Despite suffering from the aforementioned limitations, this study provides important information that complements previously collected morphological and physiological observations, improving our knowledge of the biology of this highly endangered bivalve species. In detail, the results of this study were fully consistent with previous investigations on the physiology, life cycle, and reproductive strategy (related to K selection) of the species [11,12,20], but revealed the molecular determinants that most likely underpin observed morphological and physiological changes. Due to ongoing habitat degradation and rapid population decline, conservation plans are urgently needed to preserve C. kusceri in its few known type locations.
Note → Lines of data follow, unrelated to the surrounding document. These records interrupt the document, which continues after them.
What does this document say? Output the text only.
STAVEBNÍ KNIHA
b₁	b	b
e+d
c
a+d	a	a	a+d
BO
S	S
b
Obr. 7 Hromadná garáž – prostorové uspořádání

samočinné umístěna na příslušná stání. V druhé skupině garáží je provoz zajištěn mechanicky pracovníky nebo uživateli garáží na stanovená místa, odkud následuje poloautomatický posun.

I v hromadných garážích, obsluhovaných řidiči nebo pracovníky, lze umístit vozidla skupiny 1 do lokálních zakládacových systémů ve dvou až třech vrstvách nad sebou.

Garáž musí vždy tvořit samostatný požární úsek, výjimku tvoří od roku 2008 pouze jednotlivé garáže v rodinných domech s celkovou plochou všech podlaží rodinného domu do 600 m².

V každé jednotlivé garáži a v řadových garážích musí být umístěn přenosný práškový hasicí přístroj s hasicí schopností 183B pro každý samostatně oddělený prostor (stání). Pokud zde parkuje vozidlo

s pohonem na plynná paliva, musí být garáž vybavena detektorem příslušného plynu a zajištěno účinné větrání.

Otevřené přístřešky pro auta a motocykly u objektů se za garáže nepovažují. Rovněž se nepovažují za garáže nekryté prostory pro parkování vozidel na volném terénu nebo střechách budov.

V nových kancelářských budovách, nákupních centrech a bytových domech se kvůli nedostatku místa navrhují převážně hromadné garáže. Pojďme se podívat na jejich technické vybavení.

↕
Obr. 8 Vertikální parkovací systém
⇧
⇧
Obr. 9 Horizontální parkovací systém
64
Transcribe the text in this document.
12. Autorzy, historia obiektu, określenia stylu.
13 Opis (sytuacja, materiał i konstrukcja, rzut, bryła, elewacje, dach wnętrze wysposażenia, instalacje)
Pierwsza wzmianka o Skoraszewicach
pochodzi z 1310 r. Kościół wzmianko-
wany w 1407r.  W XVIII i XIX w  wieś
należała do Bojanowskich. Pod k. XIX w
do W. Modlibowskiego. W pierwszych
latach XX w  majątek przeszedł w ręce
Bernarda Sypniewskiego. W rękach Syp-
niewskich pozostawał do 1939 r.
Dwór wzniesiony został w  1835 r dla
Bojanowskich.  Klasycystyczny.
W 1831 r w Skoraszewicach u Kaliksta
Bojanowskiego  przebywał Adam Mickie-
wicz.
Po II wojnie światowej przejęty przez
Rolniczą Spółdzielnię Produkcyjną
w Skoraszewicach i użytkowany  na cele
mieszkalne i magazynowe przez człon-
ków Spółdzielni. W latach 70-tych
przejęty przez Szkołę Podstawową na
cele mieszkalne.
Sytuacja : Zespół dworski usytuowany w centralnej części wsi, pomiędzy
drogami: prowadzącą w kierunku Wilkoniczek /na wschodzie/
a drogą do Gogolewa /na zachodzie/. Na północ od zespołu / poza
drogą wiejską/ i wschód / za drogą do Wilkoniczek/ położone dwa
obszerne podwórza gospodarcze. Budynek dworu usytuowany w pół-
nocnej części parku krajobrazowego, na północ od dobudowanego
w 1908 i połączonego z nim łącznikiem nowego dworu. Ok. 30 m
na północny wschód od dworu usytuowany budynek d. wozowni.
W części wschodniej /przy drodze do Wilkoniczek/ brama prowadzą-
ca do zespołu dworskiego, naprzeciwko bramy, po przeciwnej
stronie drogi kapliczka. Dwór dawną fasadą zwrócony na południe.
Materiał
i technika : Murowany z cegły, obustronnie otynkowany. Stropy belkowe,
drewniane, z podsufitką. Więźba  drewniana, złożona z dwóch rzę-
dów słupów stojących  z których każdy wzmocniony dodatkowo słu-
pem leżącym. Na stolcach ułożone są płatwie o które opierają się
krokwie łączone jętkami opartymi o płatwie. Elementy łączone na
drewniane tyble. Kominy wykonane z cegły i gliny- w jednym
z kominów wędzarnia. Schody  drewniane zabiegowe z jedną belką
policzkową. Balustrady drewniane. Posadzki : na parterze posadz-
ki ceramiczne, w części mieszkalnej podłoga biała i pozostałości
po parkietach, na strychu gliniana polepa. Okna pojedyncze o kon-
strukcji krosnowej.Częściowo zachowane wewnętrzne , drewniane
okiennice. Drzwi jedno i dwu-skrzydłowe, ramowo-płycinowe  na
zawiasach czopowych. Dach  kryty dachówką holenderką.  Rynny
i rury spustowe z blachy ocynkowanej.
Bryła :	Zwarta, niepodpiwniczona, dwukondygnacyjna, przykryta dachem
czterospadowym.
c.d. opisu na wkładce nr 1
With this respect, the establishment of molecular resources such as the annotated transcriptome and associated tissue expression atlas reported in this study might represent a valuable tool to support improved biomonitoring campaigns as well as to plan further studies aimed at clarifying specific aspects of Congeria biology that are still poorly understood. Similar approaches have been successfully applied to similar models, i.e., endangered epigean freshwater unionid mussels, which, despite being phylogenetically distant from Congeria (i.e., they belong to the subclass Palaeoheterodonta), are exposed to similar threats and are largely represented in the IUCN Red List of Threatened Species [93]. For example, molecular tools have already been successfully used to investigate the genetic structure of remnant populations [94], helping to define conservation units [95], or to develop environmental DNA-based tools for non-invasive biomonitoring [96], following an approach that has also recently been proposed for C. jalzici [97]. In general, due to their broad applicability and rapidly decreasing costs, next-generation sequencing technologies have been identified as one of the most critical factors in improving the quality of studies on the conservation of freshwater bivalves [98]. Based on these premises, we believe that the conservation status of C. kusceri might significantly benefit from the availability of omics resources in the near future.

Supplementary Materials

The following supporting information can be downloaded at: https://www.mdpi.com/article/10.3390/d15060707/s1. Table S1: number of clean reads used for the de novo assembly of the Congeria kusceri transcriptome as well as for subsequent gene expression analyses; Table S2: complete functional annotation of assembled Congeria kusceri contigs, including the best UniProt hit and associated description, Gene Ontology terms, Pfam domains, orthoDB assignment and description, and Reactome pathway; Table S3: significantly enriched Gene Ontology biological process terms; Table S4: significantly enriched Gene Ontology cellular component terms; Table S5: significantly enriched Gene Ontology molecular function terms; Figure S1. Summary of the most significantly enriched Gene Ontology cellular component terms associated with differentially expressed genes. Only the terms achieving a FDR-corrected enrichment p-value lower than 1 × 10−8 in at least one pairwise comparison, paired with a difference between the observed and expected number of observed DEGs associated with each GO term >5, are shown. The complete list of all significantly enriched Gene Ontology cellular component terms is reported in Table S4. DG: digestive gland; MUS: adductor muscle; GON: gonads; GIL: gills; MAN: mantle; Figure S2. Summary of the most significantly enriched Gene Ontology molecular function terms associated with differentially expressed genes. Only the terms achieving a FDR-corrected enrichment p-value lower than 1 × 10−8 in at least one pairwise comparison, paired with a difference between the observed and expected number of observed DEGs associated with each GO term >5, are shown. The complete list of all significantly enriched Gene Ontology molecular function terms is reported in Table S5. DG: digestive gland; MUS: adductor muscle; GON: gonads; GIL: gills; MAN: mantle.

Author Contributions

Conceptualization, M.G., T.R. and S.P.; methodology, A.S. and S.G.; software, S.G.; validation, A.S.; formal analysis, A.S., S.G. and C.M.; investigation, A.S. and C.M.; resources, S.P.; data curation, A.S.; writing—original draft preparation, M.G. and A.S.; writing—review and editing, all authors; visualization, M.G.; supervision, M.G. and A.P.; project administration, M.G. and A.P.; funding acquisition, M.G. All authors have read and agreed to the published version of the manuscript.

Funding

This work was supported by the Microgrants funding program of the University of Trieste—a transcriptomic investigation of the endemic cave-dwelling “living fossil” bivalve Congeria kusceri.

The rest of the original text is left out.